Женщина, о которой идет речь, названа в стихотворении так, что нетрудно догадаться, кто она такая: Тамара Михайловна Персиц, жившая в это время в Берлине [584]. Кузмин обращается к ней без упреков и гнева, хотя сердце его, безусловно, дома, в Петрограде. И. Одоевцева вспоминала, как Кузмин говорил ей и Георгию Иванову, когда они собирались покидать Россию: «Возвращайтесь скорее. Помните: в гостях хорошо, а дома лучше. В Петербурге — дома. Ведь по-настоящему дома можно чувствовать себя только в Петербурге» [585]. В апреле 1922 года Кузмин написал рассказ «Подземные ручьи», в котором главный герой находит в книжке забытую его знакомой тетрадку записей. Записи эти многим напоминают те попутные записи и выписки, которые Кузмин делал в своих рабочих тетрадях и небольшую часть которых потом опубликовал под заглавием «Чешуя в неводе». Судя по всему, большинство записей из «Подземных ручьев» близко по духу самому Кузмину. И одна из них такова: «Письмо от Лидии, она в Шанхае. Кто в Праге, кто в Цюрихе, Лондоне, Токио. Мы рассеялись, как в Библии, и мир тесен, как в XVIII веке. Всесветные граждане. Алексей Михайлович [586]очень скучает в Берлине. Я думаю. Такой русский человек. И опять предрассудок. Родина — это язык, некоторые обычаи, климат и пейзаж». В таком отношении к эмиграции и эмигрантам Кузмин еще раз расходится с Ахматовой, для которой мысль об эмиграции была «недостойной», вольный или невольный изгнанник казался ей «вечно жалким», а миссия поэта, оставшегося на Родине в минуты ее тяжких страданий, — священной миссией. Для Кузмина уехавшие продолжали оставаться близкими и милыми людьми, а решение остаться в России (можно с уверенностью говорить, что тогда, как и в 1980–1990-е годы, любой мыслящий человек, имевший хоть малейшую возможность уехать, не раз задавал себе вопрос об эмиграции) выглядело не подвигом самоотречения, а единственно возможным вариантом жизненной судьбы.

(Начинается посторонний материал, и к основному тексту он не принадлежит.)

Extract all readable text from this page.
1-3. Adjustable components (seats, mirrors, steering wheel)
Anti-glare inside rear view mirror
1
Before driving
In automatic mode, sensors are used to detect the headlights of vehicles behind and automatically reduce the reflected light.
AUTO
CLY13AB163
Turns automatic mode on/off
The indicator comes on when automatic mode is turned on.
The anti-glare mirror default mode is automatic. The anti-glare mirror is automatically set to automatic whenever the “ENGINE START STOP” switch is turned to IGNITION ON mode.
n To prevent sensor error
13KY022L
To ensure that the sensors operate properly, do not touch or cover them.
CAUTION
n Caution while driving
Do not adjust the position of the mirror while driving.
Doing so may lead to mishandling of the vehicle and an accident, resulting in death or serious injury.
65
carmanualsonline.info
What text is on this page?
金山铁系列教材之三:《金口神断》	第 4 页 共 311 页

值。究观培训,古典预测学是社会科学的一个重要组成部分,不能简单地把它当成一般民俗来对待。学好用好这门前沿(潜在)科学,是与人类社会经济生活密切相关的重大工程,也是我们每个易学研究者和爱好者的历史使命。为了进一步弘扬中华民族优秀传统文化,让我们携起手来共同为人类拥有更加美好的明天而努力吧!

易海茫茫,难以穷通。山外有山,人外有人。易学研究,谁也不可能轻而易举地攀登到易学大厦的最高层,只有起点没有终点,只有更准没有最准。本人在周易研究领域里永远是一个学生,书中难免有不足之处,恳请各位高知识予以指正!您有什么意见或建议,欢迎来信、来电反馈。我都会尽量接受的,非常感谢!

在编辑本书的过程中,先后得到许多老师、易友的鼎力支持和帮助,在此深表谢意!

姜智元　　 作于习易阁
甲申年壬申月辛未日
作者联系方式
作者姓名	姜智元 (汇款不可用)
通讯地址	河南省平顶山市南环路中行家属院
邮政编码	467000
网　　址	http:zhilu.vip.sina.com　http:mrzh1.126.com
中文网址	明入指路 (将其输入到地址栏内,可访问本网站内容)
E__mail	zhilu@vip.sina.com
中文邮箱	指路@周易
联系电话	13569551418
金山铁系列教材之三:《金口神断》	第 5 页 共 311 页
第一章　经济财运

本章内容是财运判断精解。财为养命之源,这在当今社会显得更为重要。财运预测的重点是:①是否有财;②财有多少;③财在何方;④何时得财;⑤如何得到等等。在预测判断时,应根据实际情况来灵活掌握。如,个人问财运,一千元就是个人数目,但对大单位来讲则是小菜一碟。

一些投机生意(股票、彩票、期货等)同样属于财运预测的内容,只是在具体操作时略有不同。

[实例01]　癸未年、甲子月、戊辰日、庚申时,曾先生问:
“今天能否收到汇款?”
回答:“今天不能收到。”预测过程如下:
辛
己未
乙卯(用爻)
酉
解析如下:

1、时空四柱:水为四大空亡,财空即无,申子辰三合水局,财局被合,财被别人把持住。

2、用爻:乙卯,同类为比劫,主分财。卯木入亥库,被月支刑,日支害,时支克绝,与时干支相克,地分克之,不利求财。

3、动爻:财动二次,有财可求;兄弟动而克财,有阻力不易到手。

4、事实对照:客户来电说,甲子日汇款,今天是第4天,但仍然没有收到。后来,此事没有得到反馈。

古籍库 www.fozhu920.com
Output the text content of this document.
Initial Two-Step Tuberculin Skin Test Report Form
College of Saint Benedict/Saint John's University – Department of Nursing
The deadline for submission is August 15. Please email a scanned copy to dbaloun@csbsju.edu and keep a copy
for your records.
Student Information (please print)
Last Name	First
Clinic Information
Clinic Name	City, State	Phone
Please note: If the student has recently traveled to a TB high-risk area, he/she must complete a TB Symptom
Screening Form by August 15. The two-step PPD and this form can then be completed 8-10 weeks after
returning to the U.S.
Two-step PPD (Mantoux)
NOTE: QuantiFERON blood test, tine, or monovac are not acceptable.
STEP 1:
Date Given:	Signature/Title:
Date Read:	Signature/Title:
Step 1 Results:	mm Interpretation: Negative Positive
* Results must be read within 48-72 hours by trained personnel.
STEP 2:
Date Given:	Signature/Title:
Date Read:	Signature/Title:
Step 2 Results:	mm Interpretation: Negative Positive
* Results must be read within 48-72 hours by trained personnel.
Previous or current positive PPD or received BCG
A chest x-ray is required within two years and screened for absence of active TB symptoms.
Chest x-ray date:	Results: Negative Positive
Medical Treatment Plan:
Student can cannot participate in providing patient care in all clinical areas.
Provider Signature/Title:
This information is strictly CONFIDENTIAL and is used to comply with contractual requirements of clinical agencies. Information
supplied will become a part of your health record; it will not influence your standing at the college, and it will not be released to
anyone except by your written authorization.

Впрочем, не исключено и то, что решение Кузмина было вызвано причинами вполне идеологическими.
В начале книги мы несколько раз отмечали схожесть высказываний Кузмина в письмах с теориями Константина Леонтьева, а одной из составных частей этих теорий, причем важнейшей, было утверждение того, что стеснения внешнего порядка благотворно воздействуют на сознание человека, делают его гораздо более духовно своеобразным, чем он был бы в век всеобщей унификации, неизбежно связанной со свободой личности, правами человека и прочими весьма соблазнительными вещами. Именно так, как бесовский соблазн, оценивал их Леонтьев, и мы не можем исключить вероятности того, что Кузмин видел в надвигающейся тоталитарной несвободе не только сплошной ужас, но и нечто положительное.
Если это так — а высказанное нами относится к сфере чистых гипотез, не подкрепленных каким бы то ни было документальным материалом, — то это может объяснить возможность приспособления Кузмина к тому все возрастающему идеологическому давлению, которое обрушилось на него с середины 1920-х годов. Отказ от внешних форм сопротивления режиму (вплоть до того, что даже в рукописях Кузмин начинает писать слово «Бог» с маленькой буквы, — деталь как будто бы незначительная, но говорящая очень о многом) компенсируется широтой и многогранностью душевной жизни.
Во всяком случае, даже если наша гипотеза окажется не соответствующей действительности и будут найдены какие-либо доказательства, что она ошибочна, невозможно будет опровергнуть тот факт, что с нарастанием внешнего давления Кузмин искусно перестраивается и уходит в другие сферы духовной и творческой деятельности.